The airline began its service in June with four daily flights between Long Beach and Oakland, a move that Southwest Senior Vice President of Network and Revenue Andrew Watterson said would better connect the Los Angeles Basin to the Bay Area for both business commuters and leisure travelers. The flights, he said, would be timed so that connecting flights out of Oakland could be utilized to travel elsewhere in the Southwest network, which includes 19 other cities in the country.
Under the city’s flight allocation resolution, slots that were allocated but not used could be temporarily reassigned to another airline. JetBlue’s apparent non-use of the slots opened the door for Southwest to claim three slots open for travel between Sunday to Friday, and two slots reserved for travel only on Saturdays. The temporary reallocation will run from September 18 through the end of the calendar year.
Watterson said last month that if the airline was able to acquire more slots, it could potentially expand the company’s itinerary out of Long Beach. Those cities could include Las Vegas, Denver, Phoenix and Dallas to name a few. At the time, he said the company had a plan if either of the other two airlines awarded slots ended up not actually using them.

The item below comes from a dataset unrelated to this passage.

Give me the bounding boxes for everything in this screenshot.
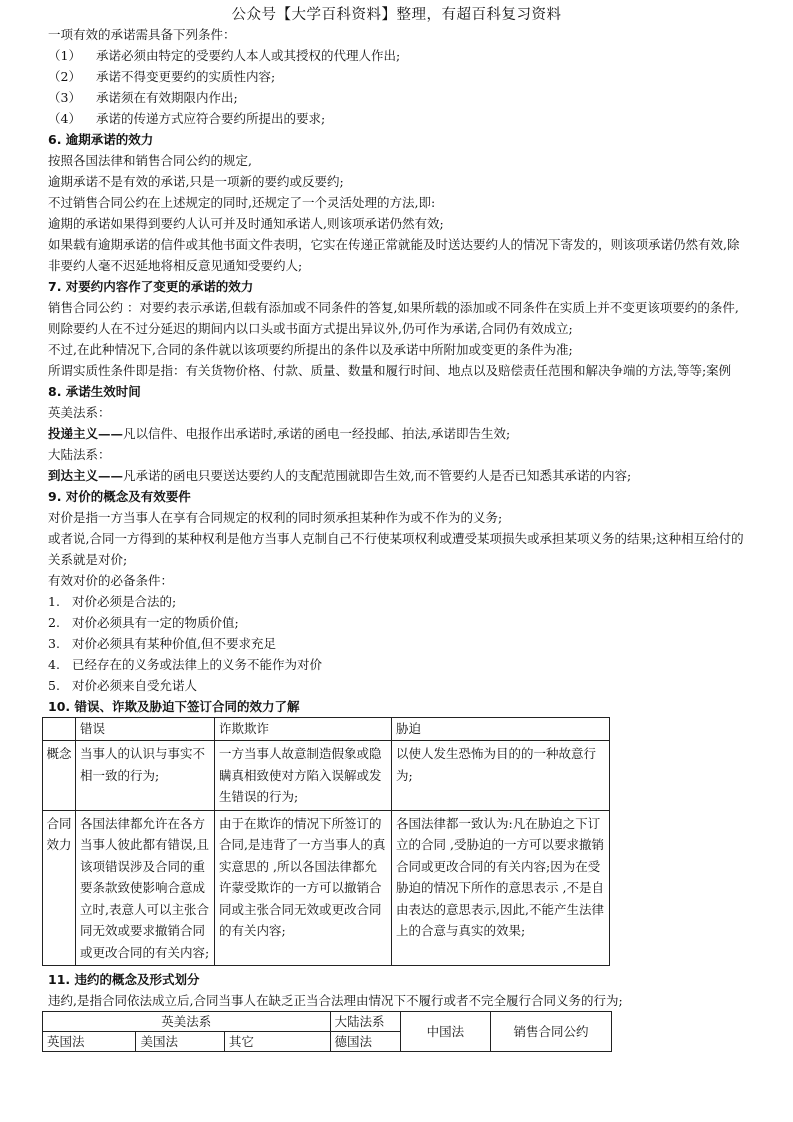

“I tip my hat to the city council—they put it down nicely in clear black and white, so it’s completely understood by all the airlines as far as what your obligations are and what your opportunities are,” Watterson said at the announcement ceremony held on board the Queen Mary last month. “So certainly, if no one is going to use their slots we’ll make use of them for sure.”

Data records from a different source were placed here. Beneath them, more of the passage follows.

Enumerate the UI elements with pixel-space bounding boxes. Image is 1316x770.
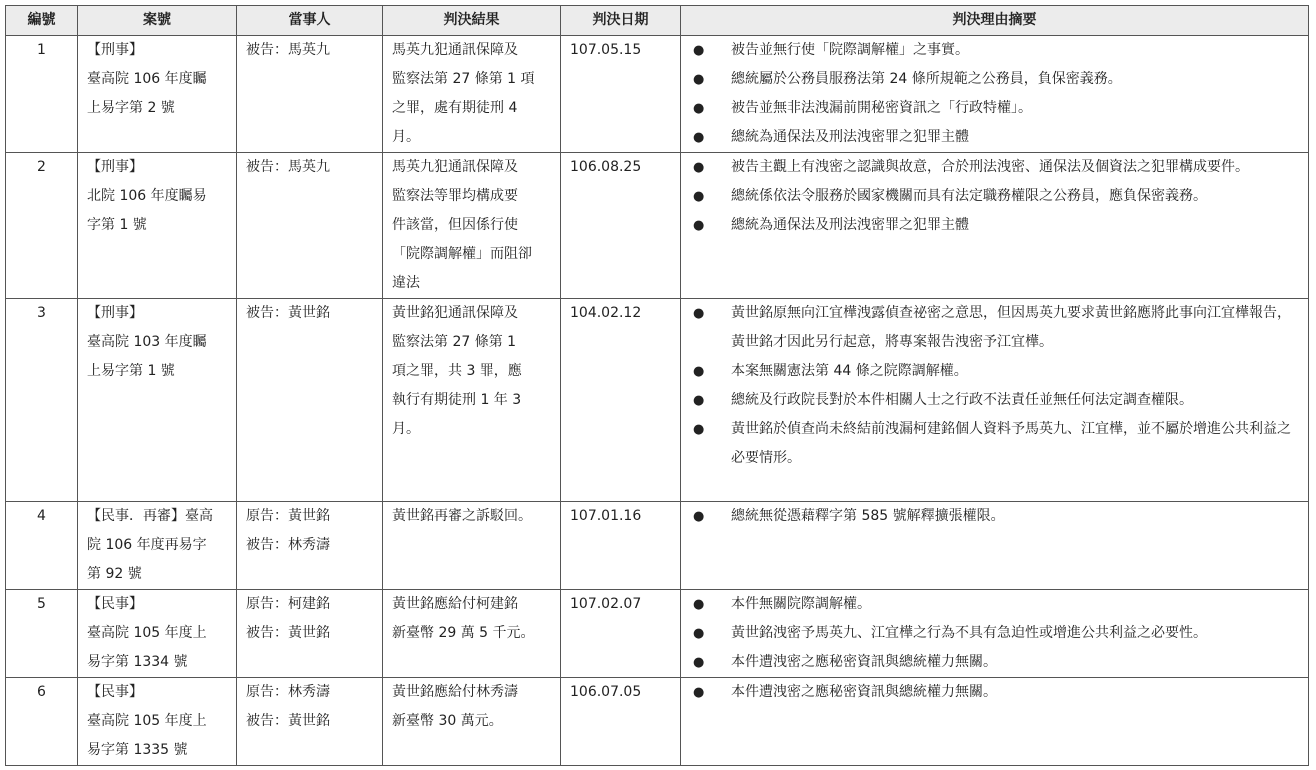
reason-item: ● 本件遭洩密之應秘密資訊與總統權力無關。 [681,678,1308,707]
party-line: 被告：馬英九 [246,159,330,175]
judgment-date: 107.01.16 [561,502,681,590]
parties-cell [237,678,383,766]
judgment-date: 107.02.07 [561,590,681,678]
judgment-date: 104.02.12 [561,299,681,502]
case-number-line: 上易字第 2 號 [87,100,175,116]
case-number-line: 【刑事】 [87,159,143,175]
reason-item: ● 黃世銘原無向江宜樺洩露偵查祕密之意思，但因馬英九要求黃世銘應將此事向江宜樺報告，黃世銘才因此另行起意，將專案報告洩密予江宜樺。 [681,299,1308,357]
reason-item: ● 總統及行政院長對於本件相關人士之行政不法責任並無任何法定調查權限。 [681,386,1308,415]
result-line: 執行有期徒刑 1 年 3 [392,392,522,408]
case-number-cell [78,36,237,153]
parties-cell [237,299,383,502]
case-number-line: 【民事．再審】臺高 [87,508,213,524]
case-number-line: 臺高院 106 年度矚 [87,71,207,87]
result-line: 違法 [392,275,420,291]
case-number-line: 上易字第 1 號 [87,363,175,379]
party-line: 原告：林秀濤 [246,684,330,700]
header-number: 編號 [6,6,78,36]
header-case-number: 案號 [78,6,237,36]
result-line: 新臺幣 29 萬 5 千元。 [392,625,535,641]
result-line: 監察法等罪均構成要 [392,188,518,204]
result-line: 黃世銘犯通訊保障及 [392,305,518,321]
case-number-line: 【刑事】 [87,305,143,321]
reason-item: ● 本案無關憲法第 44 條之院際調解權。 [681,357,1308,386]
reason-item: ● 被告並無行使「院際調解權」之事實。 [681,36,1308,65]
reason-item: ● 總統無從憑藉釋字第 585 號解釋擴張權限。 [681,502,1308,531]
result-line: 項之罪，共 3 罪，應 [392,363,522,379]
case-number-line: 第 92 號 [87,566,142,582]
reason-item: ● 被告並無非法洩漏前開秘密資訊之「行政特權」。 [681,94,1308,123]
case-number-line: 【刑事】 [87,42,143,58]
result-line: 監察法第 27 條第 1 [392,334,517,350]
case-number-cell [78,502,237,590]
result-line: 馬英九犯通訊保障及 [392,159,518,175]
case-number-line: 易字第 1334 號 [87,654,188,670]
table-row [6,678,1309,766]
case-number-line: 臺高院 103 年度矚 [87,334,207,350]
table-row [6,36,1309,153]
case-number-line: 【民事】 [87,596,143,612]
case-number-line: 臺高院 105 年度上 [87,713,207,729]
row-number: 1 [6,36,78,153]
row-number: 4 [6,502,78,590]
case-number-cell [78,299,237,502]
result-line: 黃世銘再審之訴駁回。 [392,508,532,524]
case-number-line: 字第 1 號 [87,217,147,233]
reasons-list [681,502,1308,531]
result-line: 月。 [392,129,420,145]
case-number-line: 【民事】 [87,684,143,700]
reasons-list [681,678,1308,707]
reason-item: ● 總統為通保法及刑法洩密罪之犯罪主體 [681,123,1308,152]
reasons-cell [681,36,1309,153]
result-cell [383,678,561,766]
row-number: 6 [6,678,78,766]
judgment-table [5,5,1309,766]
case-number-line: 臺高院 105 年度上 [87,625,207,641]
party-line: 原告：黃世銘 [246,508,330,524]
reason-item: ● 本件遭洩密之應秘密資訊與總統權力無關。 [681,648,1308,677]
table-row [6,153,1309,299]
row-number: 3 [6,299,78,502]
judgment-date: 107.05.15 [561,36,681,153]
header-reasons: 判決理由摘要 [681,6,1309,36]
party-line: 被告：黃世銘 [246,625,330,641]
table-row [6,299,1309,502]
row-number: 2 [6,153,78,299]
header-row [6,6,1309,36]
result-line: 馬英九犯通訊保障及 [392,42,518,58]
parties-cell [237,36,383,153]
result-cell [383,590,561,678]
case-number-cell [78,153,237,299]
judgment-date: 106.08.25 [561,153,681,299]
party-line: 原告：柯建銘 [246,596,330,612]
parties-cell [237,590,383,678]
case-number-line: 北院 106 年度矚易 [87,188,207,204]
table-row [6,502,1309,590]
result-line: 「院際調解權」而阻卻 [392,246,532,262]
result-cell [383,502,561,590]
result-line: 之罪，處有期徒刑 4 [392,100,518,116]
reason-item: ● 本件無關院際調解權。 [681,590,1308,619]
reasons-list [681,299,1308,473]
case-number-line: 院 106 年度再易字 [87,537,207,553]
reasons-cell [681,678,1309,766]
result-cell [383,299,561,502]
row-number: 5 [6,590,78,678]
result-cell [383,36,561,153]
case-number-cell [78,678,237,766]
reason-item: ● 黃世銘於偵查尚未終結前洩漏柯建銘個人資料予馬英九、江宜樺，並不屬於增進公共利益之必要情形。 [681,415,1308,473]
table-row [6,590,1309,678]
reason-item: ● 被告主觀上有洩密之認識與故意，合於刑法洩密、通保法及個資法之犯罪構成要件。 [681,153,1308,182]
judgment-date: 106.07.05 [561,678,681,766]
reasons-list [681,153,1308,240]
result-line: 黃世銘應給付柯建銘 [392,596,518,612]
parties-cell [237,153,383,299]
result-line: 件該當，但因係行使 [392,217,518,233]
case-number-line: 易字第 1335 號 [87,742,188,758]
header-date: 判決日期 [561,6,681,36]
parties-cell [237,502,383,590]
result-line: 月。 [392,421,420,437]
reasons-cell [681,153,1309,299]
reasons-cell [681,502,1309,590]
reason-item: ● 黃世銘洩密予馬英九、江宜樺之行為不具有急迫性或增進公共利益之必要性。 [681,619,1308,648]
result-cell [383,153,561,299]
party-line: 被告：黃世銘 [246,305,330,321]
reason-item: ● 總統為通保法及刑法洩密罪之犯罪主體 [681,211,1308,240]
header-result: 判決結果 [383,6,561,36]
result-line: 新臺幣 30 萬元。 [392,713,503,729]
party-line: 被告：黃世銘 [246,713,330,729]
reason-item: ● 總統係依法令服務於國家機關而具有法定職務權限之公務員，應負保密義務。 [681,182,1308,211]
reason-item: ● 總統屬於公務員服務法第 24 條所規範之公務員，負保密義務。 [681,65,1308,94]
reasons-list [681,590,1308,677]
result-line: 黃世銘應給付林秀濤 [392,684,518,700]
party-line: 被告：馬英九 [246,42,330,58]
reasons-list [681,36,1308,152]
header-parties: 當事人 [237,6,383,36]
reasons-cell [681,590,1309,678]
reasons-cell [681,299,1309,502]
party-line: 被告：林秀濤 [246,537,330,553]
case-number-cell [78,590,237,678]
result-line: 監察法第 27 條第 1 項 [392,71,535,87]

A spokesman for the airline said that, as of today, it had yet to hammer out concrete details of where those additional slots will fly. Interim Airport Director Juan Lopez-Rios said that this sort of arrangement is more typical of cargo operators but not unheard of for commercial outfits like Southwest.
“Cargo carriers more commonly use the process outlined in the Flight Allocation Resolution to accommodate the busy holiday shipping season in November and December,” López-Rios said. “However, the commercial passenger carriers have also utilized unused flight slots to temporarily augment their service in the past.”
As for how temporary this slot allocation could be, the city’s release said that it would contingent on monthly reporting provided by all carriers which must submit 180-day outlooks to help determine temporary flight slot availability. The operation of those slots must also keep the airport in line with all provisions of the noise ordinance which allows for a total of 50 flight slots.